With bitcoin, security maintenance is reduced. The banks usually have a large number of appraisers and auditors who continuously evaluate the collateral deposited. Valuation of property is particularly time-consuming. There are standards by which real estate is valued. But these are constantly changing and properties must be valued individually based on location and condition. Bitcoin, on the other hand, has a real-time market price that is accessible to everyone.
Social issues are also linked to the use of real estate as the preferred form of security. It has created an exclusive financial system where it has become increasingly difficult to build credit as property has become expensive and less available.
Housing prices have increased nearly 70-fold since 1971, equivalent to the “Nixon shock” of August 15, 1971, when President Nixon announced that the United States would end the convertibility of the US dollar into gold. This decision ushered in a new era in which central banks began operating a fiat money-based system with floating exchange rates and no currency standard (history.state.gov). Since then, inflation has risen steadily. Many have turned to property to secure their wealth. As a result, property has been priced away from fair value based on its utility value – it is an income generating asset and can be used for production purposes. It now serves primarily as a store of value for institutions and those trying to beat monetary inflation. In contrast, bitcoin is easy to access, buy, store, use and maintain. You can buy bitcoin for as little as one dollar. Bitcoin provides much easier access to credit.
Using bitcoin as collateral provides particularly easy access to credit systems for developing countries. In places with little access to credit markets like Indonesia, bitcoin will be adopted as a savings tool and eventually be used for credit.
In addition, bitcoin opens up a much more private economic system. A lender can use a cryptographic key to authenticate a borrower without requiring the borrower to reveal sensitive private information that could then be leaked over the Internet in the event of a data breach.
Finally, much like selling a stock, a bitcoin sale can be done quickly if a borrower defaults. Unlike the stock market, bitcoin markets run 24 hours a day, 365 days a year. A sale can therefore be made at any time if necessary. Property, on the other hand, usually has to go through an auction process if the borrower defaults. This is another reason why bitcoin is destined to be used as a security. Due to the volatile bitcoin price, most lenders require bitcoin-backed loans to be oversecured. However, this is more of a feature than a bug as it requires more financial discipline from the borrower, which usually leads to more efficiency and higher productivity.

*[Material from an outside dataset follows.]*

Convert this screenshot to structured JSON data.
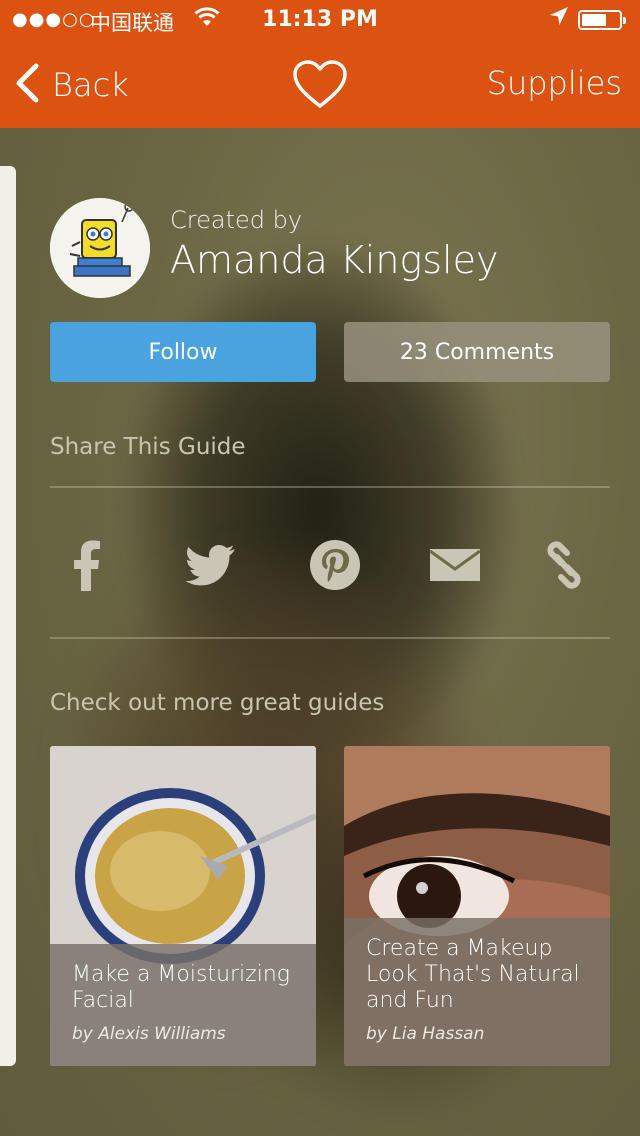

However, as volatility decreases with increased adoption, this practice will also change in the future.
Conclusion
Overall, bitcoin’s excellent properties make it the ideal type of security for borrowers and lenders alike. Bitcoin lending services will reduce the incentive for anyone to sell, which of course will have a positive impact on the price – see: Allen Farrington and Sacha Meyers, “Bitcoin Is Venice,” page 161.

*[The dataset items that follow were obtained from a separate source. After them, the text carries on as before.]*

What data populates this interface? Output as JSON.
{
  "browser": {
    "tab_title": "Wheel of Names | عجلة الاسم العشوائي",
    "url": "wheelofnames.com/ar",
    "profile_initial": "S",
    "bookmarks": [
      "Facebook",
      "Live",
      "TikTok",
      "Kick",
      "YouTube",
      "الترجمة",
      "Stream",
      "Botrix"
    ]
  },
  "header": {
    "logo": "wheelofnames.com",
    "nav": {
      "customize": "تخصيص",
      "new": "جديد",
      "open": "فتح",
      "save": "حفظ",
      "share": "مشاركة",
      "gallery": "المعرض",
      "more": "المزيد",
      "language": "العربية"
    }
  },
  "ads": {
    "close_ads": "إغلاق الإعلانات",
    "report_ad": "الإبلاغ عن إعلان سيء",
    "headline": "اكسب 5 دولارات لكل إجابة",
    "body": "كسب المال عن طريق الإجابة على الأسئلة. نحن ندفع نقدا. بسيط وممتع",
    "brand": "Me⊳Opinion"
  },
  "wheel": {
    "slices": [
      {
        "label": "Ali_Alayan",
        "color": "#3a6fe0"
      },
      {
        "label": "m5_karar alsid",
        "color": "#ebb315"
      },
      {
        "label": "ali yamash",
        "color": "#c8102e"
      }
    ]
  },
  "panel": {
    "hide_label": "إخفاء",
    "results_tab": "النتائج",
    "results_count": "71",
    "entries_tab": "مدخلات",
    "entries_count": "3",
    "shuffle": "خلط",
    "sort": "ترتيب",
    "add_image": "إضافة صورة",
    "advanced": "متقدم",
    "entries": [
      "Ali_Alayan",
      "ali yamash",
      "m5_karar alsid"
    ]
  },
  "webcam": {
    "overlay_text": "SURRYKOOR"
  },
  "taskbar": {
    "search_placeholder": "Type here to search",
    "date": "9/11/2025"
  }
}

The improved property systems in the West in recent centuries enabled economic actors to discover and realize the potential of their economic activity and generate additional productivity. Fiat money has distorted this system. Bitcoin will restore it and expand it worldwide. As digital property, bitcoin will create a financial system where owning property and using it for credit will be far more accessible than it is today. This enables greater productivity and efficiency in the global economy.
This is a guest post by Leon Wankum. Opinions expressed are entirely their own and do not necessarily reflect the opinions of BTC Inc or Bitcoin Magazine.